At the end of consultation, CS signed the consent to proceed with radiation therapy treatment.
Past Medical History: CS has a past medical history of gastroesophageal reflux disease,
(GERD) asthma, hypercholesteremia, osteoporosis, and hypertension. She also had a total
abdominal hysterectomy in November of 2007 for a prolapsed uterus.
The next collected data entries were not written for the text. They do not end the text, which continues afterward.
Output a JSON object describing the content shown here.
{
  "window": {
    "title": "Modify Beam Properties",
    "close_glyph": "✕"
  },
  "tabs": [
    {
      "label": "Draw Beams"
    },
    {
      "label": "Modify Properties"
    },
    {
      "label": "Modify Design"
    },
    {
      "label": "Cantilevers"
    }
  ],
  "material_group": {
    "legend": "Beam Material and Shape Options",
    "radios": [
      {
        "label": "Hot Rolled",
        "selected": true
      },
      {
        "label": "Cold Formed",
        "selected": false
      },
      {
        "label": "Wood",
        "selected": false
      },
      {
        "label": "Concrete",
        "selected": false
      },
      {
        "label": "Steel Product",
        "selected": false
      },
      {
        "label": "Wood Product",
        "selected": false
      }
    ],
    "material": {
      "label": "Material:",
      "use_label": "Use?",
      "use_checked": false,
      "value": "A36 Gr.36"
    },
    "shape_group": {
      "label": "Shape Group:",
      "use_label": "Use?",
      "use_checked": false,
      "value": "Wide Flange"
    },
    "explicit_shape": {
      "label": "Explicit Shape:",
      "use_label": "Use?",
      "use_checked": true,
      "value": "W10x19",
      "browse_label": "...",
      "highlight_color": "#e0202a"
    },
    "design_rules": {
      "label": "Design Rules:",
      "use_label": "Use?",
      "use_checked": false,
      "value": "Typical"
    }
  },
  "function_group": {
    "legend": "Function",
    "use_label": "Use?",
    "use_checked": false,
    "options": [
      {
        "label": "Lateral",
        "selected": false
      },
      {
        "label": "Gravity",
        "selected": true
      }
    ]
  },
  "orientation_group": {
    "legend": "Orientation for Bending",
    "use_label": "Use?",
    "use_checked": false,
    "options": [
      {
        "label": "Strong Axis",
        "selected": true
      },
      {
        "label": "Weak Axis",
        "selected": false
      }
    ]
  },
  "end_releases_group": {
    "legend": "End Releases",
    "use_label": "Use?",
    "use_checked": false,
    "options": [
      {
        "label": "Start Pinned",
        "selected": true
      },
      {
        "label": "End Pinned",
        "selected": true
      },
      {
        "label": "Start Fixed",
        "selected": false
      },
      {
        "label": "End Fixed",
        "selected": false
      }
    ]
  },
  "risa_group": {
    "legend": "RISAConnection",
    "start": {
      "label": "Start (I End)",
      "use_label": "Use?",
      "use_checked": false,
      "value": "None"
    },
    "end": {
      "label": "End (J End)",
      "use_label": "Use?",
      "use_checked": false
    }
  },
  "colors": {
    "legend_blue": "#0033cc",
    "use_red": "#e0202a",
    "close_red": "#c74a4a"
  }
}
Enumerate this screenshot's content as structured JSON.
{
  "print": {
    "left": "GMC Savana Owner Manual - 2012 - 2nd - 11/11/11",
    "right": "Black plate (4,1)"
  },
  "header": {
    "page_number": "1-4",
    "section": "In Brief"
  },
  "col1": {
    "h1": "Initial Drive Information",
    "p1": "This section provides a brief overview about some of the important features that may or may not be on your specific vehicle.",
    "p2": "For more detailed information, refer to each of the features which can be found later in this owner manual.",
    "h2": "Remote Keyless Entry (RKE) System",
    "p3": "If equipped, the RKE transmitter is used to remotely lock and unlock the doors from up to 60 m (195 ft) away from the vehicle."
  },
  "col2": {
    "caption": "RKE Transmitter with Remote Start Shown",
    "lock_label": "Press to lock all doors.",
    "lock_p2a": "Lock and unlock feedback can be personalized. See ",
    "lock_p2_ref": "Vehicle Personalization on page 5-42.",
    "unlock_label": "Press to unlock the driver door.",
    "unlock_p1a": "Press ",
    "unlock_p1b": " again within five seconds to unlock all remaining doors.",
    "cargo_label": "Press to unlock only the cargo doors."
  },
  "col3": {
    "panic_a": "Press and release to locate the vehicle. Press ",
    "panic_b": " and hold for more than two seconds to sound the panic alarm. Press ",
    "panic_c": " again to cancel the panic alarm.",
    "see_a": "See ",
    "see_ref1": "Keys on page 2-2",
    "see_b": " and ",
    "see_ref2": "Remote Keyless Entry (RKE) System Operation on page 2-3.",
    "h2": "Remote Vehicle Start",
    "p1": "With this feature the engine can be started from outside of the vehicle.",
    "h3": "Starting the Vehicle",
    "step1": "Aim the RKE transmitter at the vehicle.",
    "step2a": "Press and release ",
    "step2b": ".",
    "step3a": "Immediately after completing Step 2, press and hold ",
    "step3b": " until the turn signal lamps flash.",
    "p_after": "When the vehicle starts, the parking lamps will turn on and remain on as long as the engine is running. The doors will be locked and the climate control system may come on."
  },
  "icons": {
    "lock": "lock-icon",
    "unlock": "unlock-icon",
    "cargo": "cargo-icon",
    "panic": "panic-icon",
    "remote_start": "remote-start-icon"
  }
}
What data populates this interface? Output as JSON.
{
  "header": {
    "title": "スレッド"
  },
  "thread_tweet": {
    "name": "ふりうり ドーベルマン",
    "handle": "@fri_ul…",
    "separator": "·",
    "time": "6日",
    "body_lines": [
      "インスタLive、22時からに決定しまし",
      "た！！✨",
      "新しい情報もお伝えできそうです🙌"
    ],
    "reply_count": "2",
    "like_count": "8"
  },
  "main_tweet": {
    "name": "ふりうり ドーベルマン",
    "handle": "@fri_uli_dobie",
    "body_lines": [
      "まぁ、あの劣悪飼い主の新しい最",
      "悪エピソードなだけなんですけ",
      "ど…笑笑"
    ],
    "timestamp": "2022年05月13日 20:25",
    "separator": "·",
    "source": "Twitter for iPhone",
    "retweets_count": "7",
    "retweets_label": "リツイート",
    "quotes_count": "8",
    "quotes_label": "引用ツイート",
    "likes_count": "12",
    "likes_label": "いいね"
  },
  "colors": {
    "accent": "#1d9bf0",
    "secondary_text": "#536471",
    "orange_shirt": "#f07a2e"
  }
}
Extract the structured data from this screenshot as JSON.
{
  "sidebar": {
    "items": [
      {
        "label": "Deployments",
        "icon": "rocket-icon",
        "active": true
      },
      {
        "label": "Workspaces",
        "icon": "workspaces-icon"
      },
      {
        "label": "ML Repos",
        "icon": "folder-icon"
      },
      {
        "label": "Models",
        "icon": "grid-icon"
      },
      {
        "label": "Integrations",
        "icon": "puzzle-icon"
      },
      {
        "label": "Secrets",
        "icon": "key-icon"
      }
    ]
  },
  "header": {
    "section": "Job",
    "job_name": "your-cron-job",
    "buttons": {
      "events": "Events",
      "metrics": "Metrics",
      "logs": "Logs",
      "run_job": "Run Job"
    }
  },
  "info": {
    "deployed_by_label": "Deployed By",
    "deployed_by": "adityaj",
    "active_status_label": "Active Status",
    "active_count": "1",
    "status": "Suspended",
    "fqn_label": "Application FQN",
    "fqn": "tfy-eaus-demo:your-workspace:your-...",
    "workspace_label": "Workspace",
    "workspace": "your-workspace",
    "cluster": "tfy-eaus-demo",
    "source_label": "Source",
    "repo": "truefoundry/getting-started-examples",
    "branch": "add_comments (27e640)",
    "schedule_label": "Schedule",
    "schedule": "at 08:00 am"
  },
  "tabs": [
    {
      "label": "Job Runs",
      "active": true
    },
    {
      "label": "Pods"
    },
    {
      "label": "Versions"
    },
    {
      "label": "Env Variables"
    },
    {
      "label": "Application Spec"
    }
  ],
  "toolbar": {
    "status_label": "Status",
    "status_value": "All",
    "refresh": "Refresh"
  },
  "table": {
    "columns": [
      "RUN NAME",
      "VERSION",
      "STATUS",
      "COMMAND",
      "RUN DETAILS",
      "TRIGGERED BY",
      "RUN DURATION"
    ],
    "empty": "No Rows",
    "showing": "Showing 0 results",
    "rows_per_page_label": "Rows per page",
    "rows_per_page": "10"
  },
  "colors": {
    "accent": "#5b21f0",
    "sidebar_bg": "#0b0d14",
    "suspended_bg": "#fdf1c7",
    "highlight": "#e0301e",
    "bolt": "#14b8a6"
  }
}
Social History: CS works full time as an office manager at an accounting firm. She is married,
with two children and two grandchildren, whom she watches often. The patient is a non-smoker
and has never used tobacco or drugs. CS also stated that she does not drink alcohol. The patient
reported a history of lung cancer in her family, both her mother and sister had the disease with
brain metastases.
Medications: CS uses the following medications: albuterol, famotidine, fluticasone propionate,
omeprazole, simvastin, and triamterene with hydrochlorothiazide. She also takes calcium, krill
oil and vitamin D supplements.
Diagnostic Imaging: CS has had annual screening mammograms until January of 2011, when
she began having diagnostic mammograms on her right breast every six months in addition to the
annual screening imaging. In December of 2013, CS had a diagnostic mammogram that
indicated an increase in the number of calcifications in the right breast, and underwent a biopsy
of the area. A bilateral MR scan was performed in January, 2014 which indicated suspicion for
additional disease behind a biopsy clip. Wide surgical margins were recommended for the
lumpectomy, and no evidence for left breast malignancy was present. A lumpectomy was
performed in February, 2014 in which the sentinel and axillary lymph nodes were not dissected
or reported. The lumpectomy confirmed a diagnosis of IDC with multifocal DCIS.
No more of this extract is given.